いきなり超低減は非現実的 脱ホルムズで石油元売りが語る本音

ホルムズ海峡を通過し、伊勢湾シーバースに到着した原油タンカー「出光丸」=名古屋港で2026年5月25日、本社ヘリから西村剛撮影

 中東情勢の悪化により再認識させられたのが、原油の輸入を中東に依存し過ぎている日本の危うさだ。

 政府内では、輸入先の多角化に向けた議論がされ始めた。

 だが、石油元売りのトップは警鐘を鳴らす。

 「エネルギー安全保障の確立や安定調達には、相応のコストがかかる」

 出光興産の酒井則明社長が語った本音とは。【聞き手・山口智】

 <9割を超える中東依存度の背景に迫り、今後の展望を考えます> ・脱ホルムズの行方 「油をくれ」だけで進まなかった交渉の切り札 ・田中角栄氏の95歳元秘書官が語る中東依存の理由

こんなこと起こらないと思った

 ――中東情勢が悪化してから、どのように対応したのでしょうか。

 ◆ホルムズ海峡の事実上の封鎖は、イランにとって自分たちの首を絞めることになります。

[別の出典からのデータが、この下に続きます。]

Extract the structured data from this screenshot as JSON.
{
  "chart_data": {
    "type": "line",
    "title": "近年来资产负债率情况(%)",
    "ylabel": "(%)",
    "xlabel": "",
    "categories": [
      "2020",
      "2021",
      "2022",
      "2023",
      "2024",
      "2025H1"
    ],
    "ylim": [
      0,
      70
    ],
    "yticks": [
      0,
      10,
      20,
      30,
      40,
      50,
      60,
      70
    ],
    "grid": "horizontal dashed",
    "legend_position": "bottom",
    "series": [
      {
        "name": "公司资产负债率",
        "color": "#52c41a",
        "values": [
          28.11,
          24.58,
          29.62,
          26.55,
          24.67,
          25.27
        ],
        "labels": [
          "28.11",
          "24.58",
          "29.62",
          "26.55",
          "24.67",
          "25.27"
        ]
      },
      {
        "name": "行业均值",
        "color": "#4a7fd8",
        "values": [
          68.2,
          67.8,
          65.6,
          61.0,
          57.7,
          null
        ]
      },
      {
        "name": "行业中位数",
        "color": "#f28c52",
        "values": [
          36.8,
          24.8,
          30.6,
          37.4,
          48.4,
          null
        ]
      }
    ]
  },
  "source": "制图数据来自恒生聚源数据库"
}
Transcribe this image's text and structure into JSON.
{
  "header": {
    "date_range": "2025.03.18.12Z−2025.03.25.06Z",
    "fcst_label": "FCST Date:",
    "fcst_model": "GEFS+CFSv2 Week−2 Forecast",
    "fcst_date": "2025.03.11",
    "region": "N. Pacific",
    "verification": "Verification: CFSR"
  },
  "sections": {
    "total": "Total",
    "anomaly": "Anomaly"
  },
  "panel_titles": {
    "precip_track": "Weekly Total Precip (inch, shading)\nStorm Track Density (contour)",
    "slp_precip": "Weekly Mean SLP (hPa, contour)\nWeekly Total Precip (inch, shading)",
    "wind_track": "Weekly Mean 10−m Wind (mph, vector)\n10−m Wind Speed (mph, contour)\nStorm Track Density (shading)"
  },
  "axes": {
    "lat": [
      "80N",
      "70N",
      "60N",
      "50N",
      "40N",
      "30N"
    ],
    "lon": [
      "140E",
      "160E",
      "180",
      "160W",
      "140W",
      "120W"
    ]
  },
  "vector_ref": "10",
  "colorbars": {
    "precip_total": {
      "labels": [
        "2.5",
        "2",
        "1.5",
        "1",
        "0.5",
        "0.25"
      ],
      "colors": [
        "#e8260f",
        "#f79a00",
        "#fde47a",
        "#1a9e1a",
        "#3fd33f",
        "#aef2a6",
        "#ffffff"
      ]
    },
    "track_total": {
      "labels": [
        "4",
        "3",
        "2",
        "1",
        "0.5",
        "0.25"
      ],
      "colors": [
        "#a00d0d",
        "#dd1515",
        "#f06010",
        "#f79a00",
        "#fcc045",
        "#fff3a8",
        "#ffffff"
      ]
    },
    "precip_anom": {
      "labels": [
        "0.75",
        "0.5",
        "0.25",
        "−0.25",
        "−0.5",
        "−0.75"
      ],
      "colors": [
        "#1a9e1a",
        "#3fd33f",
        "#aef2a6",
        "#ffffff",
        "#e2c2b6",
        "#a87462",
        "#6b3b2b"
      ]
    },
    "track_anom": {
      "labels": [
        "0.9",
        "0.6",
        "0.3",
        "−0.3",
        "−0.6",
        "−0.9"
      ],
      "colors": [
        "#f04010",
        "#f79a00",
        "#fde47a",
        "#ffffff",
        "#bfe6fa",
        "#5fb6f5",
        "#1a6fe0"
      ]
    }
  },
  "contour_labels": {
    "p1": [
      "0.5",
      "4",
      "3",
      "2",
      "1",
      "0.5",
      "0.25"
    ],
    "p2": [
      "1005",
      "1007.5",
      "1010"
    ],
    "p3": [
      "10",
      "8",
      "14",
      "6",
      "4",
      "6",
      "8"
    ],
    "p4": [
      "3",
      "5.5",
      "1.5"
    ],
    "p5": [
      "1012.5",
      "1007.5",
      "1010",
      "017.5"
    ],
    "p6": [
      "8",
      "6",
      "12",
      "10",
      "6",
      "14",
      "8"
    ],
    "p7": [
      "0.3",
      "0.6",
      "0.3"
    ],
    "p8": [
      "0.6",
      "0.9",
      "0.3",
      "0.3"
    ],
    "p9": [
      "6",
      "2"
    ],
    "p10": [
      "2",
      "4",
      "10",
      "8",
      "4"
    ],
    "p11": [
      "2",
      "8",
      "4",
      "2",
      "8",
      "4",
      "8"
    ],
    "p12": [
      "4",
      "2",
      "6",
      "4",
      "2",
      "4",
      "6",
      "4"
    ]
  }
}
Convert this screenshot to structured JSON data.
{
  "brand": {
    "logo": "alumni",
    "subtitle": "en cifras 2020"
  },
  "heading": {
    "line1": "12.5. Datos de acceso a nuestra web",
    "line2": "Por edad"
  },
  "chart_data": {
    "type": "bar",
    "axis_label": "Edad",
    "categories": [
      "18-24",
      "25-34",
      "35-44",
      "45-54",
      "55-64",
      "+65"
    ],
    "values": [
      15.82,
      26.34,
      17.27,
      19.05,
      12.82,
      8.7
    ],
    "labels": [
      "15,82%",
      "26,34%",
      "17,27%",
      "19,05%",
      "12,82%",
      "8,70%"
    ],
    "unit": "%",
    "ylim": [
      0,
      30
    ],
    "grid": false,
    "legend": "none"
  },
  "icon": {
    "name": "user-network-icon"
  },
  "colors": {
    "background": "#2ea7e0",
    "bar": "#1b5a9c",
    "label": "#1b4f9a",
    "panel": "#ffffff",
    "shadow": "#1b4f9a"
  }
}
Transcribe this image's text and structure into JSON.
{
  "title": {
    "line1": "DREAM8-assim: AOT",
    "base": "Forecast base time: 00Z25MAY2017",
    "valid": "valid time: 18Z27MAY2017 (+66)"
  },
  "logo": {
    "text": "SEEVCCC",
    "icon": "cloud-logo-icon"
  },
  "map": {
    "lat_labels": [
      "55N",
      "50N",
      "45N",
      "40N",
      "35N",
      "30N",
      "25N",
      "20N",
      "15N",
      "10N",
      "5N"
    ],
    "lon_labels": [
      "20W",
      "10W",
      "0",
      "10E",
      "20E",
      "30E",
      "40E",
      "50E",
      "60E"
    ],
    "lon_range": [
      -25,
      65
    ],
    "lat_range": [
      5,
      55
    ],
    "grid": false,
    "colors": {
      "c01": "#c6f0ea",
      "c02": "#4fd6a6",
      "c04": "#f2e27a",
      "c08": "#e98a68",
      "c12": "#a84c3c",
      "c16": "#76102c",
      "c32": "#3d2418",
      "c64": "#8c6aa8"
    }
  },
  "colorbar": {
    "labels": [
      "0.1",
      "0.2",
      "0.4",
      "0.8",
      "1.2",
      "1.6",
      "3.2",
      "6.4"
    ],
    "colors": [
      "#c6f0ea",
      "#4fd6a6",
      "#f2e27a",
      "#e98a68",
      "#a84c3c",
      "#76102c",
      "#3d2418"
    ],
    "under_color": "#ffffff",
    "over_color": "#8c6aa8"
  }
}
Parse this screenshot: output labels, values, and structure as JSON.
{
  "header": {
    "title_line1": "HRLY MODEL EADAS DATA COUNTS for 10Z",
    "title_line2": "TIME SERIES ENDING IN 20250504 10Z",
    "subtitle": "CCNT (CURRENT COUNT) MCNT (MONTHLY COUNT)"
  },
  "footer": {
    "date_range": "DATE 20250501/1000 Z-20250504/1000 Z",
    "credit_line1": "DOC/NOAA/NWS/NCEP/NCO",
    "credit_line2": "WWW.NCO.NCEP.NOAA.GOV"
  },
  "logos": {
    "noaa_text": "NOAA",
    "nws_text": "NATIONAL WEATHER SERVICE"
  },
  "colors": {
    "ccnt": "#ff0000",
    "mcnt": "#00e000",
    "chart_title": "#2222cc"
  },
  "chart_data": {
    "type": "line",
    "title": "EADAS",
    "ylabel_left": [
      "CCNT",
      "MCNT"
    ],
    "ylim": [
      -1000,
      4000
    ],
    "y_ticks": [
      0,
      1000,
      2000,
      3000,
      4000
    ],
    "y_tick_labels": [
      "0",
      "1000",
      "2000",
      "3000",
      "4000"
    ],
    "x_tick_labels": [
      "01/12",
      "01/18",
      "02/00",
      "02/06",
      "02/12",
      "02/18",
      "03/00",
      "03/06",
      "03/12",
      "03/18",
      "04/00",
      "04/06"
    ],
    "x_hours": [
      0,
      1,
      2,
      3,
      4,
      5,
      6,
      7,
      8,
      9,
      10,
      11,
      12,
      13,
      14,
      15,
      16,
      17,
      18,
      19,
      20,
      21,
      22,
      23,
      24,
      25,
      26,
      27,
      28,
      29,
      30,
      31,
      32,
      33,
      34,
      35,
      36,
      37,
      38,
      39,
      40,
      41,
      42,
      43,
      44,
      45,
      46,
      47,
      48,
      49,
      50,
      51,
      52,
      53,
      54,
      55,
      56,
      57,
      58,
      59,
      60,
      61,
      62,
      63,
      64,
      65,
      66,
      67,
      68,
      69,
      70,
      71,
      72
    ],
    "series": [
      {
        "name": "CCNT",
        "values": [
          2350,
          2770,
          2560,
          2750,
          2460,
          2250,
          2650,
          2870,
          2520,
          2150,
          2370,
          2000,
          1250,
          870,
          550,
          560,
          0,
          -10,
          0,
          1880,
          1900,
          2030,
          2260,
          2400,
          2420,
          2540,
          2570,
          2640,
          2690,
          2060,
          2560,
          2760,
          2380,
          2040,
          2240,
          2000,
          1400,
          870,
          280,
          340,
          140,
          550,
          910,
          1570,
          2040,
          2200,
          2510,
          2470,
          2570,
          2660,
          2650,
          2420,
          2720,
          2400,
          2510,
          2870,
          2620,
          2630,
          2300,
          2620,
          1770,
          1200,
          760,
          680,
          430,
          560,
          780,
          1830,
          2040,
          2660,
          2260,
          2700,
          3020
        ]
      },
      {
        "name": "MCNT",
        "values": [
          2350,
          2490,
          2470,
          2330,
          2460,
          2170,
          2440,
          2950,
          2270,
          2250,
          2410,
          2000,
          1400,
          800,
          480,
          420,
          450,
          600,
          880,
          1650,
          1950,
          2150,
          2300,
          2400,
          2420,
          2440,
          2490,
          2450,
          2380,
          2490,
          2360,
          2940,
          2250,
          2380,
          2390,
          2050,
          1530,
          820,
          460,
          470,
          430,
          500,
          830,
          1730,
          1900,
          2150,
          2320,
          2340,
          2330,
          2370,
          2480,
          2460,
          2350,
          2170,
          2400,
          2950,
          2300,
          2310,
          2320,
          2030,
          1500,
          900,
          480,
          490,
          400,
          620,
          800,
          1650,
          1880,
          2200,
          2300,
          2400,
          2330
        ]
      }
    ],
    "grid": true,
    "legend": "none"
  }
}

 こんなことは起こらないと思っていました。でも、本当に起こってしまったんです。

 ――ホルムズ海峡を通ることなく輸入できた原油の量は、6月分だと2025年の毎月の平均と比べて約8割に上りました。

 ◆春先には、このような状態まで持ってこられる確証を得ていませんでした。現在は一定程度、安心感を持っています。

 米国にはシェールオイルがあり、ホルムズ海峡を通らずに輸入した原油の中では、かなり調達できています。

 原油には、産地によって比重や硫黄分の違いがあります。性質に合わせて精製する必要があります。

 国内の製油所は中東産の仕様になっているので、全く違う産地の原油をそのまま精製するのは難しいですね。

 このため、各地の原油を混ぜて、できるだけ中東産を処理していた時と同じような性質に近づけているんです。

 それでも製油所を稼働させて支障が出ていないか、今も検証しています。答えは出ていません。

調達先の多角化、簡単ではない

 ――ホルムズ海峡の事実上の封鎖を受けて、原油の中東依存度の高さが注目されました。

 ◆中東依存度について、もう一度、中東情勢が悪化する前の状態で良いのか検証する必要があります。

 ですが、もし調達先を多角化するとしても、簡単な話ではありません。

 中東産の原油の割合を一定程度減らして、新しい国の原油に切り替えていくとしましょう。

 日本が中東の産油国と長年かけて築いてきたように、良好な関係をしっかり作らなければ、安定的な調達の保証は得られません。